SNU : la soumission de la jeunesse

Enfin, il va falloir se mobiliser contre l’embrigadement de la jeunesse que représente le Service national universel (SNU). Avec ce dispositif, le gouvernement confirme le tropisme autoritaire du quinquennat d’Emmanuel Macron, après la répression des manifestations et sa politique inhumaine vis-à-vis des migrantes et migrants. Dès cette année, 40 000 jeunes de 15 et 16 ans devront effectuer deux fois ­quinze jours de service national, où se mêleront garde-à-vous, Marseillaise, initiation à la défense et autres réjouissances patriotes et militaristes. À l’horizon 2021, 800 000 jeunes seront touchés par cette entreprise d’encadrement et de soumission.
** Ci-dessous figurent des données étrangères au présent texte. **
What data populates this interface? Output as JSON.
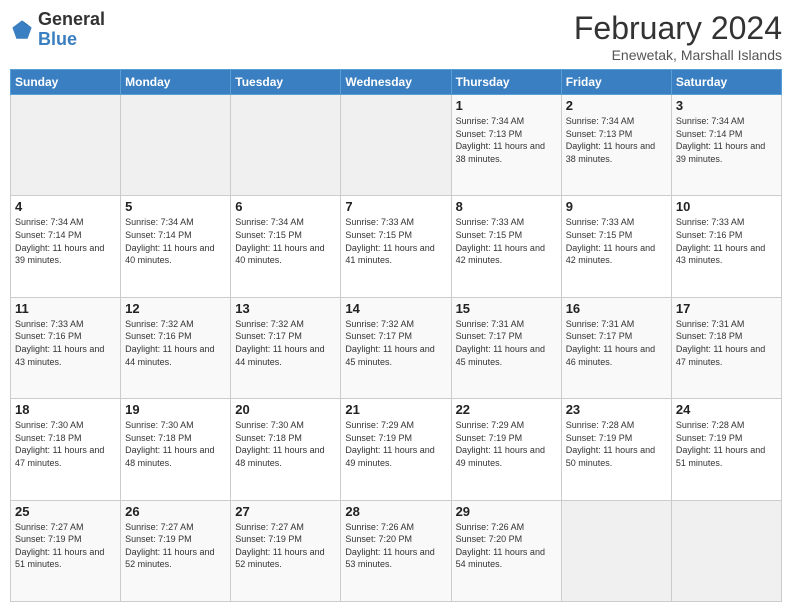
{
  "header": {
    "logo_general": "General",
    "logo_blue": "Blue",
    "month_title": "February 2024",
    "location": "Enewetak, Marshall Islands"
  },
  "days_of_week": [
    "Sunday",
    "Monday",
    "Tuesday",
    "Wednesday",
    "Thursday",
    "Friday",
    "Saturday"
  ],
  "weeks": [
    [
      {
        "day": "",
        "info": ""
      },
      {
        "day": "",
        "info": ""
      },
      {
        "day": "",
        "info": ""
      },
      {
        "day": "",
        "info": ""
      },
      {
        "day": "1",
        "info": "Sunrise: 7:34 AM\nSunset: 7:13 PM\nDaylight: 11 hours\nand 38 minutes."
      },
      {
        "day": "2",
        "info": "Sunrise: 7:34 AM\nSunset: 7:13 PM\nDaylight: 11 hours\nand 38 minutes."
      },
      {
        "day": "3",
        "info": "Sunrise: 7:34 AM\nSunset: 7:14 PM\nDaylight: 11 hours\nand 39 minutes."
      }
    ],
    [
      {
        "day": "4",
        "info": "Sunrise: 7:34 AM\nSunset: 7:14 PM\nDaylight: 11 hours\nand 39 minutes."
      },
      {
        "day": "5",
        "info": "Sunrise: 7:34 AM\nSunset: 7:14 PM\nDaylight: 11 hours\nand 40 minutes."
      },
      {
        "day": "6",
        "info": "Sunrise: 7:34 AM\nSunset: 7:15 PM\nDaylight: 11 hours\nand 40 minutes."
      },
      {
        "day": "7",
        "info": "Sunrise: 7:33 AM\nSunset: 7:15 PM\nDaylight: 11 hours\nand 41 minutes."
      },
      {
        "day": "8",
        "info": "Sunrise: 7:33 AM\nSunset: 7:15 PM\nDaylight: 11 hours\nand 42 minutes."
      },
      {
        "day": "9",
        "info": "Sunrise: 7:33 AM\nSunset: 7:15 PM\nDaylight: 11 hours\nand 42 minutes."
      },
      {
        "day": "10",
        "info": "Sunrise: 7:33 AM\nSunset: 7:16 PM\nDaylight: 11 hours\nand 43 minutes."
      }
    ],
    [
      {
        "day": "11",
        "info": "Sunrise: 7:33 AM\nSunset: 7:16 PM\nDaylight: 11 hours\nand 43 minutes."
      },
      {
        "day": "12",
        "info": "Sunrise: 7:32 AM\nSunset: 7:16 PM\nDaylight: 11 hours\nand 44 minutes."
      },
      {
        "day": "13",
        "info": "Sunrise: 7:32 AM\nSunset: 7:17 PM\nDaylight: 11 hours\nand 44 minutes."
      },
      {
        "day": "14",
        "info": "Sunrise: 7:32 AM\nSunset: 7:17 PM\nDaylight: 11 hours\nand 45 minutes."
      },
      {
        "day": "15",
        "info": "Sunrise: 7:31 AM\nSunset: 7:17 PM\nDaylight: 11 hours\nand 45 minutes."
      },
      {
        "day": "16",
        "info": "Sunrise: 7:31 AM\nSunset: 7:17 PM\nDaylight: 11 hours\nand 46 minutes."
      },
      {
        "day": "17",
        "info": "Sunrise: 7:31 AM\nSunset: 7:18 PM\nDaylight: 11 hours\nand 47 minutes."
      }
    ],
    [
      {
        "day": "18",
        "info": "Sunrise: 7:30 AM\nSunset: 7:18 PM\nDaylight: 11 hours\nand 47 minutes."
      },
      {
        "day": "19",
        "info": "Sunrise: 7:30 AM\nSunset: 7:18 PM\nDaylight: 11 hours\nand 48 minutes."
      },
      {
        "day": "20",
        "info": "Sunrise: 7:30 AM\nSunset: 7:18 PM\nDaylight: 11 hours\nand 48 minutes."
      },
      {
        "day": "21",
        "info": "Sunrise: 7:29 AM\nSunset: 7:19 PM\nDaylight: 11 hours\nand 49 minutes."
      },
      {
        "day": "22",
        "info": "Sunrise: 7:29 AM\nSunset: 7:19 PM\nDaylight: 11 hours\nand 49 minutes."
      },
      {
        "day": "23",
        "info": "Sunrise: 7:28 AM\nSunset: 7:19 PM\nDaylight: 11 hours\nand 50 minutes."
      },
      {
        "day": "24",
        "info": "Sunrise: 7:28 AM\nSunset: 7:19 PM\nDaylight: 11 hours\nand 51 minutes."
      }
    ],
    [
      {
        "day": "25",
        "info": "Sunrise: 7:27 AM\nSunset: 7:19 PM\nDaylight: 11 hours\nand 51 minutes."
      },
      {
        "day": "26",
        "info": "Sunrise: 7:27 AM\nSunset: 7:19 PM\nDaylight: 11 hours\nand 52 minutes."
      },
      {
        "day": "27",
        "info": "Sunrise: 7:27 AM\nSunset: 7:19 PM\nDaylight: 11 hours\nand 52 minutes."
      },
      {
        "day": "28",
        "info": "Sunrise: 7:26 AM\nSunset: 7:20 PM\nDaylight: 11 hours\nand 53 minutes."
      },
      {
        "day": "29",
        "info": "Sunrise: 7:26 AM\nSunset: 7:20 PM\nDaylight: 11 hours\nand 54 minutes."
      },
      {
        "day": "",
        "info": ""
      },
      {
        "day": "",
        "info": ""
      }
    ]
  ]
}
Avec un collectif unitaire d’associations et d’organisations syndicales et politiques, l’UCL réclame l’abandon du SNU dont le coût est estimé à 1,5 milliard d’euros par an. Une véritable campagne s’annonce dans les mois qui viennent.

Stéphane (UCL Montpellier)

[1«  Grève aux urgences  : Le retour des coordinations de grévistes  ?  », Alternative libertaire, juillet-août 2019.

[2« Élisabeth Borne, à elle de vous faire préférer l’avion », Libération, 17 juillet 2019.

[3Les Échos , 4 juillet 2019.

[4«  ADP : pourquoi refuser la grande braderie macronienne  », Alternative libertaire, juillet-août 2019.